Motorbike running at 25 metre per second is slowed down to 5 metre per second in 2.5 seconds.
Calculate:
1)acceleration
2) distance covered in the time it slows down. ans fast
Answers
Answer:
Explanation:
Given,
Initial velocity, u = 25 m/s
Final velocity, v = 5 m/s
Time = 2.5 seconds
To Find,
a. Acceleration
b. Distance travelled
Formula to be used,
1st equation of motion, i.e, v = u + at
3rd equation of motion, i.e, v² - u² = 2as
Solution,
Putting all the values, we get
v = u + at
⇒ 5 = 25 + a × 2.5
⇒ 5 - 25 = 2.5a
⇒ - 20/0.5 = a
⇒ a = - 8 m/s².
As the sign is negative, so deceleration occurred.

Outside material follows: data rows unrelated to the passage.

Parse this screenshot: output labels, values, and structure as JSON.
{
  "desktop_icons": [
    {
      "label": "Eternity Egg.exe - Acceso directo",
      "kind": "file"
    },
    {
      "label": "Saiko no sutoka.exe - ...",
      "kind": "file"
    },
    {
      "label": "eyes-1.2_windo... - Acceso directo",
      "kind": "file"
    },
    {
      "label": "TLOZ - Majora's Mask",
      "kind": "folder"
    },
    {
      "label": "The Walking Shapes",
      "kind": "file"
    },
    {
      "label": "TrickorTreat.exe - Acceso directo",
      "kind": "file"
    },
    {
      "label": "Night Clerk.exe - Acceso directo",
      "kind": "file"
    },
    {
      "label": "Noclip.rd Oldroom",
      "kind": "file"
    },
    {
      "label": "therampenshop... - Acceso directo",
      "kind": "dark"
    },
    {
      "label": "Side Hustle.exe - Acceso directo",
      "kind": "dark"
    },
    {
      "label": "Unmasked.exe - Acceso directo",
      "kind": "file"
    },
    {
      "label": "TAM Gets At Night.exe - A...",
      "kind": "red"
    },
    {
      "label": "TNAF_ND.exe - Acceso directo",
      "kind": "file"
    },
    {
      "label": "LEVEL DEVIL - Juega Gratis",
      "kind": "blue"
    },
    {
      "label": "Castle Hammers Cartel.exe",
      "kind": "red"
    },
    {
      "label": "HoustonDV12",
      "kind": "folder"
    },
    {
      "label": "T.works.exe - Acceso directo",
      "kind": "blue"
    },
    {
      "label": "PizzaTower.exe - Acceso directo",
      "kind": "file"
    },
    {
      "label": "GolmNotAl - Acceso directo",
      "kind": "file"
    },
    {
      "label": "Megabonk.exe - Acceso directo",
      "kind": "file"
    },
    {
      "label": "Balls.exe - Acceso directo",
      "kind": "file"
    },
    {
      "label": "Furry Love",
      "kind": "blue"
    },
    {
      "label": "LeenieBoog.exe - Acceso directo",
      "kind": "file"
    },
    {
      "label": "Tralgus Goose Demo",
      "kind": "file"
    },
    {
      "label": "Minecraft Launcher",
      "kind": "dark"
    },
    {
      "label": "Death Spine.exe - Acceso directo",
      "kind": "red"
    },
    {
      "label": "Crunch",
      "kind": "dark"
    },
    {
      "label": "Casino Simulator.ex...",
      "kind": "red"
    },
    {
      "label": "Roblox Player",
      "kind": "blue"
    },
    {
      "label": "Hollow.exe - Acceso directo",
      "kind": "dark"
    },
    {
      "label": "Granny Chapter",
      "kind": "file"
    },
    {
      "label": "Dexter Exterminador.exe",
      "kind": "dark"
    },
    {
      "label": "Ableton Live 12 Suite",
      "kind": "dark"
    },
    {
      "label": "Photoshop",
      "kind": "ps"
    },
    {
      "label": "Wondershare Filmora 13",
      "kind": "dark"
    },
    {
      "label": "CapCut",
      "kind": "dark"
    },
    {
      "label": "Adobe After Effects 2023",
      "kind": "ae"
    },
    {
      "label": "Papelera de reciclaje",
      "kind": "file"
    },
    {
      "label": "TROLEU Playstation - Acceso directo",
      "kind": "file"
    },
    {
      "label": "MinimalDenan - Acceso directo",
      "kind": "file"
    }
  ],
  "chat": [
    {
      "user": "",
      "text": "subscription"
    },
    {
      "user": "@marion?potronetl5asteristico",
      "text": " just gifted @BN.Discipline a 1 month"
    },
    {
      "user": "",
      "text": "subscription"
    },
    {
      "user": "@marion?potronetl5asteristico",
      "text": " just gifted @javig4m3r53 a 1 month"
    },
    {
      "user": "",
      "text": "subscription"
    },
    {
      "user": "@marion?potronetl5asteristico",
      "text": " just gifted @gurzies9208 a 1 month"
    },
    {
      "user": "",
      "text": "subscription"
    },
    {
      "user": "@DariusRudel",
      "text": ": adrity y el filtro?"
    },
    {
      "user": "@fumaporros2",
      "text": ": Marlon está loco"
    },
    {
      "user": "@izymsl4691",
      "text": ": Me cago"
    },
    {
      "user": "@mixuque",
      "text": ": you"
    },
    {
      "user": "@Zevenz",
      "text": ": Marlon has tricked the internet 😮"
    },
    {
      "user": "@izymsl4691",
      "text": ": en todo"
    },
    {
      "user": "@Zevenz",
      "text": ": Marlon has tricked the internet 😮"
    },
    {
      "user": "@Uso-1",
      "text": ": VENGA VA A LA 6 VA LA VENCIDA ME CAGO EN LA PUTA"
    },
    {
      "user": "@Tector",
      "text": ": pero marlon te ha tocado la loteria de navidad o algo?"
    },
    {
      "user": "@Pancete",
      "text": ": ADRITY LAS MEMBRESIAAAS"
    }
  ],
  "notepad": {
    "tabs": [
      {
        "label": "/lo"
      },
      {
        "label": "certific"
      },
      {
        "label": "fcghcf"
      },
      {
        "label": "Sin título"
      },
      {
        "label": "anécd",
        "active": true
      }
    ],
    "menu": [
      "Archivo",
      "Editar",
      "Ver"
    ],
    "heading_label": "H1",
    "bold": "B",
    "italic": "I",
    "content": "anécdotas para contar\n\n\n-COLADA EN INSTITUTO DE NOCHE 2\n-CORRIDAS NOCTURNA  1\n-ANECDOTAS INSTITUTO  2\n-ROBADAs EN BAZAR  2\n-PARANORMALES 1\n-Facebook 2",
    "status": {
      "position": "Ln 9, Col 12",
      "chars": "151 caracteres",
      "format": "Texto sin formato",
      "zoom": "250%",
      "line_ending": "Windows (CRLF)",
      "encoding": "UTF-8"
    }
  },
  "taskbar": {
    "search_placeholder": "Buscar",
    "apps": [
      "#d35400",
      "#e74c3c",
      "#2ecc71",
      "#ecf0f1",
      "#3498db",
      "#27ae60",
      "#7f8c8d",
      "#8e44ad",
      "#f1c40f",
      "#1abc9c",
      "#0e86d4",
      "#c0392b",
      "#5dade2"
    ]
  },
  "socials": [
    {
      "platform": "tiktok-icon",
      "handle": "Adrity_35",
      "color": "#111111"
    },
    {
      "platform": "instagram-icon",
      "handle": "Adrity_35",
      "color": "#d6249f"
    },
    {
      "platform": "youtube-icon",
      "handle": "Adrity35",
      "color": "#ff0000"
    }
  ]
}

Now, the distance travelled,
v² - u² = 2as
⇒ (5)² - (25)² = 2 × (- 8) × s
⇒ 25 - 625 = - 16s
⇒ - 600 = - 16
⇒ - 600/- 16 = s
⇒ s = 37.5 m
Hence, the distance travelled by bus is 37.5 m.
AnsWer :-
❂We're given that, a motor Motorbike running at 25 metre per second i.e initial velocity (u) is 25 m/s and motor bike slowed down to 5 m/s i.e final velocity (v) is 5 m/s. Time interval (t) is 2.5 s.

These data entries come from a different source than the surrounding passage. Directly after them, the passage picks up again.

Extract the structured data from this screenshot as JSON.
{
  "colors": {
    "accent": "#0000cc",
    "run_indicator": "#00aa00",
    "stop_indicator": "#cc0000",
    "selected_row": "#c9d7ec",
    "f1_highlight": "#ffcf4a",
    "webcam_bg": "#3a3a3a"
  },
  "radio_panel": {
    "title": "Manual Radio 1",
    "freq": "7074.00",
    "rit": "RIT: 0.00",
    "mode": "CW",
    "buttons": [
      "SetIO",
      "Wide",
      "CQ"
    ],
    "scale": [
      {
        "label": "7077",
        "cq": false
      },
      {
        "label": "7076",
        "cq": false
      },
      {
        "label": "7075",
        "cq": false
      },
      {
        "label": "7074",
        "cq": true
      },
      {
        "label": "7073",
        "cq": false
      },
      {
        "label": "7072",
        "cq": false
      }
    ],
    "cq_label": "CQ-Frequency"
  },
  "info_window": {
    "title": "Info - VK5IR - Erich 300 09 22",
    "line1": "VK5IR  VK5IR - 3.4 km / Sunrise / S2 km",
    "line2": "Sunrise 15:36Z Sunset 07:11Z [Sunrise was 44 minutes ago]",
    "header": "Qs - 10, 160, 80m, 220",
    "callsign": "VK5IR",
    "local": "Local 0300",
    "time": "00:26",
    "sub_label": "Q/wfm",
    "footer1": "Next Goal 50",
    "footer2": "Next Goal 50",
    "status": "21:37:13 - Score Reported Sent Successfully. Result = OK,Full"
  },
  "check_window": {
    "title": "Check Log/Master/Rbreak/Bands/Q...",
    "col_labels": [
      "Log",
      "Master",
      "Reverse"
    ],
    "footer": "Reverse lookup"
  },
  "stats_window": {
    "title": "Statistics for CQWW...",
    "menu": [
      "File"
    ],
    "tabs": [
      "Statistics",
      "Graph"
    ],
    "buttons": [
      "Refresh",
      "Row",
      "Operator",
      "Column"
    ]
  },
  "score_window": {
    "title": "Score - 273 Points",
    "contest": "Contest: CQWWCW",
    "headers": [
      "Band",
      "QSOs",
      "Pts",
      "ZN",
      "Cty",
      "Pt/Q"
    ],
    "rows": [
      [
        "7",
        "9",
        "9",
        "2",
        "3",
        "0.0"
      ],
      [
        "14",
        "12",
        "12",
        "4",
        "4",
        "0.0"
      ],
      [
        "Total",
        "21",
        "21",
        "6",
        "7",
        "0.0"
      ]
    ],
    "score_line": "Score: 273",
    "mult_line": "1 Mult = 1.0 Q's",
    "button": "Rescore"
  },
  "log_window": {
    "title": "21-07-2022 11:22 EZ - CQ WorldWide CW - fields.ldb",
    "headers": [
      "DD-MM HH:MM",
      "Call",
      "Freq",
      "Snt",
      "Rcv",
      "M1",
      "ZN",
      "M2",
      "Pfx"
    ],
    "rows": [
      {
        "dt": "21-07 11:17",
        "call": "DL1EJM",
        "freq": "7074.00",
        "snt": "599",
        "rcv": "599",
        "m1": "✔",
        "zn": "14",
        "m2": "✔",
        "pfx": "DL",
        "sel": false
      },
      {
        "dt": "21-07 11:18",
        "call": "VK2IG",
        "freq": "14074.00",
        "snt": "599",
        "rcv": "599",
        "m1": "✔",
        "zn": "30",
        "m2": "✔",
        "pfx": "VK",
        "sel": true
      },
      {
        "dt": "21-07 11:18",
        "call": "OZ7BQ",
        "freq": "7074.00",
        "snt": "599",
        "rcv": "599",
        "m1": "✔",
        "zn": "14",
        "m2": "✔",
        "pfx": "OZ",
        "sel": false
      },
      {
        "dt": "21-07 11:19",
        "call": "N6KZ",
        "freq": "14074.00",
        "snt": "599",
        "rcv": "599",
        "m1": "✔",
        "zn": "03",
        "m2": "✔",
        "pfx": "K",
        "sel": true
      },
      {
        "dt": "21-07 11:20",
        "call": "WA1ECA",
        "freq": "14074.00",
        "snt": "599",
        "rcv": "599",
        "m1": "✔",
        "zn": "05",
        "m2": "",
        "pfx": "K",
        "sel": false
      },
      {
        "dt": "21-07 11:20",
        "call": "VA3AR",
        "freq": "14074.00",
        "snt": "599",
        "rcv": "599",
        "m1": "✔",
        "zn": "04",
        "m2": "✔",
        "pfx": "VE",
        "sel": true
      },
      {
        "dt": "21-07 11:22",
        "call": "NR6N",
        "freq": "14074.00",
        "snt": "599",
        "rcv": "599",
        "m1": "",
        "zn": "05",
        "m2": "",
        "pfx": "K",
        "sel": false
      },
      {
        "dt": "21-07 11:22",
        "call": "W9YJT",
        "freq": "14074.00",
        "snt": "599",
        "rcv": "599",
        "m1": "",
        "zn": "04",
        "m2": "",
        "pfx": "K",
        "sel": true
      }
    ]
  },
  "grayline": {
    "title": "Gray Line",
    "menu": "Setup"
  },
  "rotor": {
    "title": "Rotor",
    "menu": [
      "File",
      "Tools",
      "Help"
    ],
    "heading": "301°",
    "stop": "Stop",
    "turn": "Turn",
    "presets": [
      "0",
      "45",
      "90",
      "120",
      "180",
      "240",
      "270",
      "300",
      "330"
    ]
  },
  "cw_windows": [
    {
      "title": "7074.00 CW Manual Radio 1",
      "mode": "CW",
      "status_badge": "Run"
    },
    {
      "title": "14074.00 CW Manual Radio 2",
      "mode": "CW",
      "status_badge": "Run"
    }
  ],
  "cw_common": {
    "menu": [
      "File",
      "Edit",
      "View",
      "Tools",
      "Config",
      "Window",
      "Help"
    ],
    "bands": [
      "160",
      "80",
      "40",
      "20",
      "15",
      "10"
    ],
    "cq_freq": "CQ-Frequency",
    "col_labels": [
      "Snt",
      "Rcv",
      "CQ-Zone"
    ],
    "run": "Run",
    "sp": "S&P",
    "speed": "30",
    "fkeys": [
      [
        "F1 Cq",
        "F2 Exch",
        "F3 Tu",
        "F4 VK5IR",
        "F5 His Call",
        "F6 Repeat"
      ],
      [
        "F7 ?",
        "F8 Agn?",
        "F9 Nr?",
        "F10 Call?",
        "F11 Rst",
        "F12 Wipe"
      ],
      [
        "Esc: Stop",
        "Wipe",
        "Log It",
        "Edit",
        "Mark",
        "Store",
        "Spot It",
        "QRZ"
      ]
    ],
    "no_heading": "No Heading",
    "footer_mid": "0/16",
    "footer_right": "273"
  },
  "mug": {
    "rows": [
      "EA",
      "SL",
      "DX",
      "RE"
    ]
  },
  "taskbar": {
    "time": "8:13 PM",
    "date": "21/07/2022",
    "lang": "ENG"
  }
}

❂We need to find the acceleration and distance covered in the time it slows down.
❂By using first kinematical equation of motion we can calculate the acceleration of the motor bike :
↠v = u + at
↠5 = 25 + a(2.5)
↠5 - 25 = 2.5a
↠-20 = 2.5a
↠a = -20 ÷ 2.5
↠a = -8 m/s²
- Hence,the acceleration of the motorbike is -8 m/s².
Now, let's find the distance covered in the time it slows down. By using third kinematical equation of motion.
↠v² - u² = 2as
↠(5)² - (25)² = 2 × (-8) × s
↠25 - 625 = 2 × (-8) × s
↠-600 = -16s
↠s = (-600) ÷ (-16)
↠s = 600 ÷ 16
↠s = 37.5 m
- Hence,the distance covered in the time it slows down is 37.5 m.